J'aime ta manière d'écrire. Cela repose.

Mais quand on fait un roman, il faut le bâtir, c'est-à-dire qu'il y a toutes ces choses inutiles qu'il faut mettre pour arriver à certains points, c'est cela qui est pénible! toutes ces choses futiles qu'il faut présenter, simplement pour les démolir.

Cela me repose beaucoup d'entrer dans la région de la jolie forme, de la forme harmonieuse, cela me repose beaucoup.

Ce mental matériel – qui est en train de s'organiser, qui a appris à se taire, qui a appris à prier – a une espèce de besoin spontané, ou de soif spontanée de beauté, d'une belle forme. Je vois cela la nuit, parce que son besoin s'exprime dans un cadre et avec des événements – des rencontres et des événements – et le cadre est toujours extrêmement vaste et très beau, très harmonieux. Et les gens qui bougent, bougent aussi d'une façon harmonieuse. Et le matin quand je sors de là, je vois le progrès, le sens du développement; eh bien, il a une espèce de besoin spontané d'une belle forme.

Juste maintenant en t'écoutant, tout d'un coup il s'est détendu, reposé dans une satisfaction: «Ah! enfin...» Et ce n'est pas mental du tout: c'est... (comment dire?) l'harmonie de la forme.

La musique lui fait un bien énorme – mais pas la musique classique, pas une musique qui a des règles mentales. Quelque chose qui exprime un rythme intérieur, l'harmonie d'un rythme intérieur... Il n'y a pas beaucoup de musiques comme cela.

Et les mots, c'est la même chose. Tout de suite, le son des mots repose.

Tu me relis ça?
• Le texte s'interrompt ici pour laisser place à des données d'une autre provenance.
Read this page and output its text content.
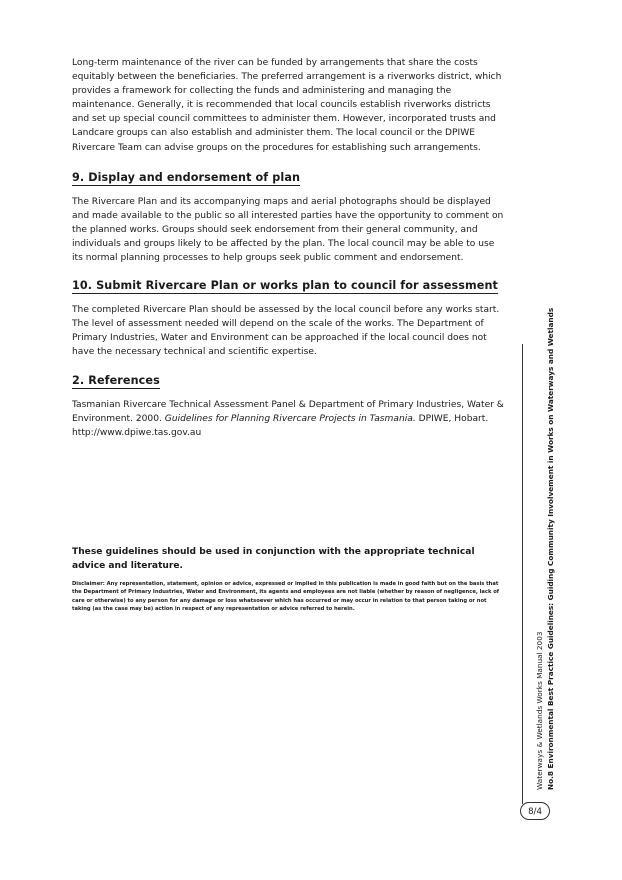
Long-term maintenance of the river can be funded by arrangements that share the costs equitably between the beneficiaries. The preferred arrangement is a riverworks district, which provides a framework for collecting the funds and administering and managing the maintenance. Generally, it is recommended that local councils establish riverworks districts and set up special council committees to administer them. However, incorporated trusts and Landcare groups can also establish and administer them. The local council or the DPIWE Rivercare Team can advise groups on the procedures for establishing such arrangements.

9. Display and endorsement of plan

The Rivercare Plan and its accompanying maps and aerial photographs should be displayed and made available to the public so all interested parties have the opportunity to comment on the planned works. Groups should seek endorsement from their general community, and individuals and groups likely to be affected by the plan. The local council may be able to use its normal planning processes to help groups seek public comment and endorsement.

10. Submit Rivercare Plan or works plan to council for assessment

The completed Rivercare Plan should be assessed by the local council before any works start. The level of assessment needed will depend on the scale of the works. The Department of Primary Industries, Water and Environment can be approached if the local council does not have the necessary technical and scientific expertise.

2. References

Tasmanian Rivercare Technical Assessment Panel & Department of Primary Industries, Water & Environment. 2000. Guidelines for Planning Rivercare Projects in Tasmania. DPIWE, Hobart.
http://www.dpiwe.tas.gov.au

These guidelines should be used in conjunction with the appropriate technical advice and literature.

Disclaimer: Any representation, statement, opinion or advice, expressed or implied in this publication is made in good faith but on the basis that the Department of Primary Industries, Water and Environment, its agents and employees are not liable (whether by reason of negligence, lack of care or otherwise) to any person for any damage or loss whatsoever which has occurred or may occur in relation to that person taking or not taking (as the case may be) action in respect of any representation or advice referred to herein.

Waterways & Wetlands Works Manual 2003 No.8 Environmental Best Practice Guidelines: Guiding Community Involvement in Works on Waterways and Wetlands
8/4
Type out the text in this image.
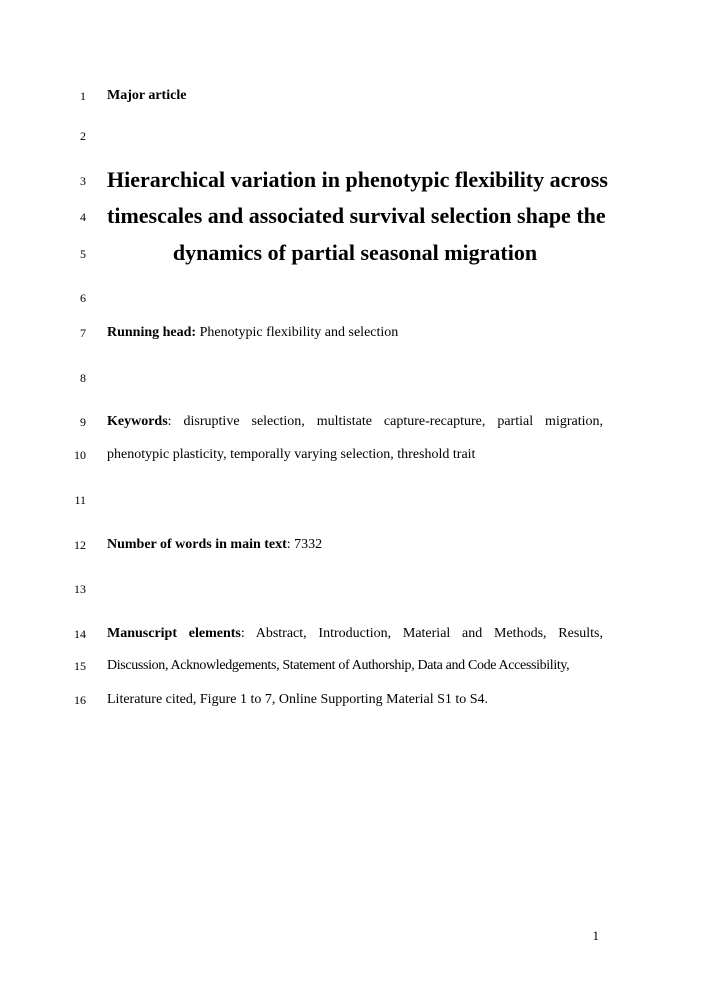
1
2
3
4
5
6
7
8
9
10
11
12
13
14
15
16
Major article
Hierarchical variation in phenotypic flexibility across
timescales and associated survival selection shape the
dynamics of partial seasonal migration
Running head: Phenotypic flexibility and selection
Keywords: disruptive selection, multistate capture-recapture, partial migration,
phenotypic plasticity, temporally varying selection, threshold trait
Number of words in main text: 7332
Manuscript elements: Abstract, Introduction, Material and Methods, Results,
Discussion, Acknowledgements, Statement of Authorship, Data and Code Accessibility,
Literature cited, Figure 1 to 7, Online Supporting Material S1 to S4.
1
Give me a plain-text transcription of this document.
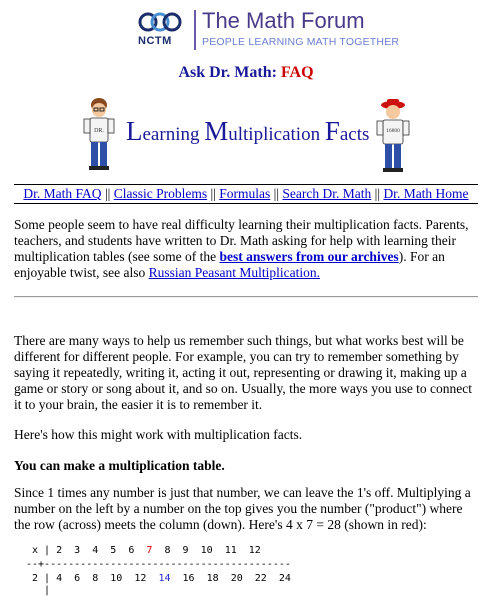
NCTM
The Math Forum
PEOPLE LEARNING MATH TOGETHER
Ask Dr. Math: FAQ
DR. Learning Multiplication Facts	16800
Dr. Math FAQ || Classic Problems || Formulas || Search Dr. Math || Dr. Math Home
Some people seem to have real difficulty learning their multiplication facts. Parents, teachers, and students have written to Dr. Math asking for help with learning their multiplication tables (see some of the best answers from our archives). For an enjoyable twist, see also Russian Peasant Multiplication.
There are many ways to help us remember such things, but what works best will be different for different people. For example, you can try to remember something by saying it repeatedly, writing it, acting it out, representing or drawing it, making up a game or story or song about it, and so on. Usually, the more ways you use to connect it to your brain, the easier it is to remember it.
Here's how this might work with multiplication facts.
You can make a multiplication table.
Since 1 times any number is just that number, we can leave the 1's off. Multiplying a number on the left by a number on the top gives you the number ("product") where the row (across) meets the column (down). Here's 4 x 7 = 28 (shown in red):
x | 2  3  4  5  6  7  8  9  10  11  12
--+-----------------------------------------
2 | 4  6  8  10  12  14  16  18  20  22  24
|
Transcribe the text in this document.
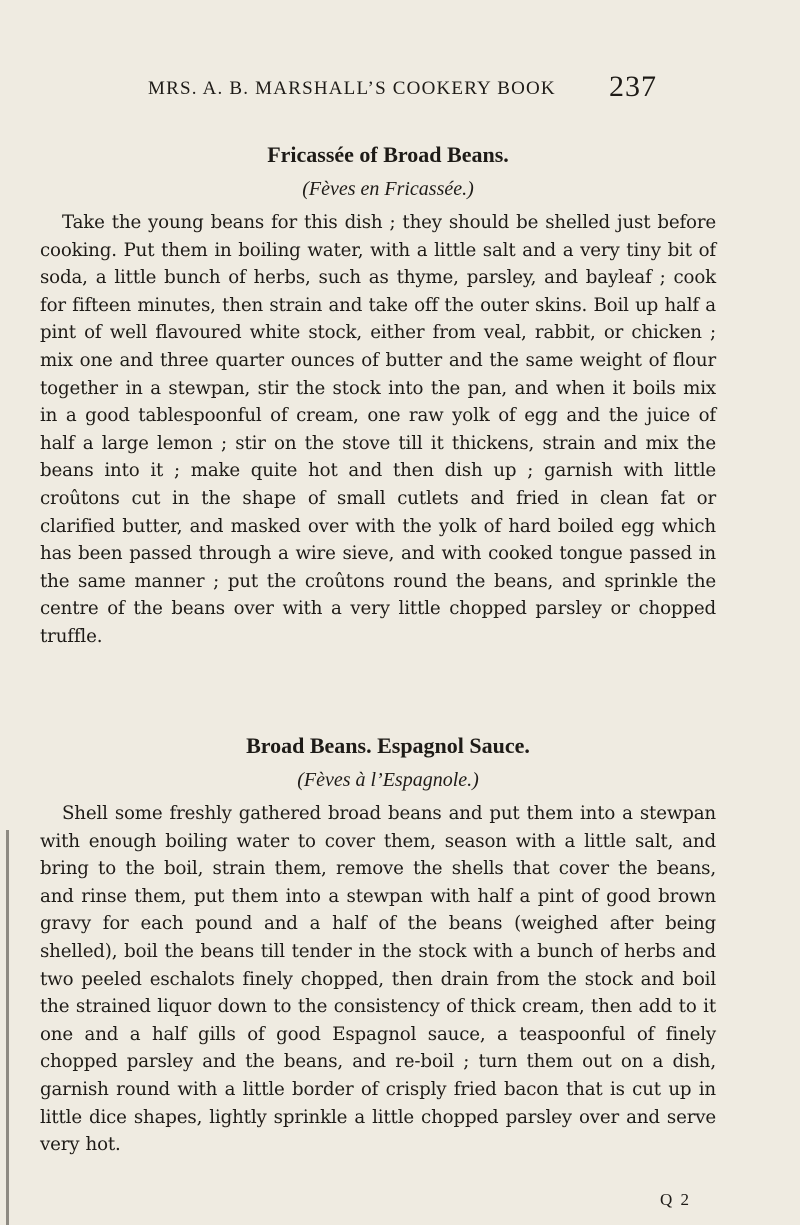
MRS. A. B. MARSHALL’S COOKERY BOOK 237
Fricassée of Broad Beans.

(Fèves en Fricassée.)

Take the young beans for this dish ; they should be shelled just before cooking. Put them in boiling water, with a little salt and a very tiny bit of soda, a little bunch of herbs, such as thyme, parsley, and bayleaf ; cook for fifteen minutes, then strain and take off the outer skins. Boil up half a pint of well flavoured white stock, either from veal, rabbit, or chicken ; mix one and three quarter ounces of butter and the same weight of flour together in a stewpan, stir the stock into the pan, and when it boils mix in a good tablespoonful of cream, one raw yolk of egg and the juice of half a large lemon ; stir on the stove till it thickens, strain and mix the beans into it ; make quite hot and then dish up ; garnish with little croûtons cut in the shape of small cutlets and fried in clean fat or clarified butter, and masked over with the yolk of hard boiled egg which has been passed through a wire sieve, and with cooked tongue passed in the same manner ; put the croûtons round the beans, and sprinkle the centre of the beans over with a very little chopped parsley or chopped truffle.

Broad Beans. Espagnol Sauce.

(Fèves à l’Espagnole.)

Shell some freshly gathered broad beans and put them into a stewpan with enough boiling water to cover them, season with a little salt, and bring to the boil, strain them, remove the shells that cover the beans, and rinse them, put them into a stewpan with half a pint of good brown gravy for each pound and a half of the beans (weighed after being shelled), boil the beans till tender in the stock with a bunch of herbs and two peeled eschalots finely chopped, then drain from the stock and boil the strained liquor down to the consistency of thick cream, then add to it one and a half gills of good Espagnol sauce, a teaspoonful of finely chopped parsley and the beans, and re-boil ; turn them out on a dish, garnish round with a little border of crisply fried bacon that is cut up in little dice shapes, lightly sprinkle a little chopped parsley over and serve very hot.

Q 2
Relis-le.1

(le disciple secoue la tête, il a honte)

*
*   *

Peu après

Tu as entendu parler des drogues?2... Tu as vu des images?... Moi, j'ai vu des images... Les gens sont précipités tout à fait sans défense dans le vital le plus bas et, suivant leur nature, c'est, ou épouvantable, ou cela leur paraît merveilleux. Par exemple, l'étoffe sur un coussin ou sur un siège, tout d'un coup se remplit d'une beauté merveilleuse. Puis ça leur dure deux heures, trois heures comme cela. Naturellement, ils sont tout à fait fous pendant ce temps. Et le malheur, c'est que les gens disent: «Des expériences spirituelles», et il n'y a personne pour leur dire que cela n'a rien à voir avec les expériences spirituelles.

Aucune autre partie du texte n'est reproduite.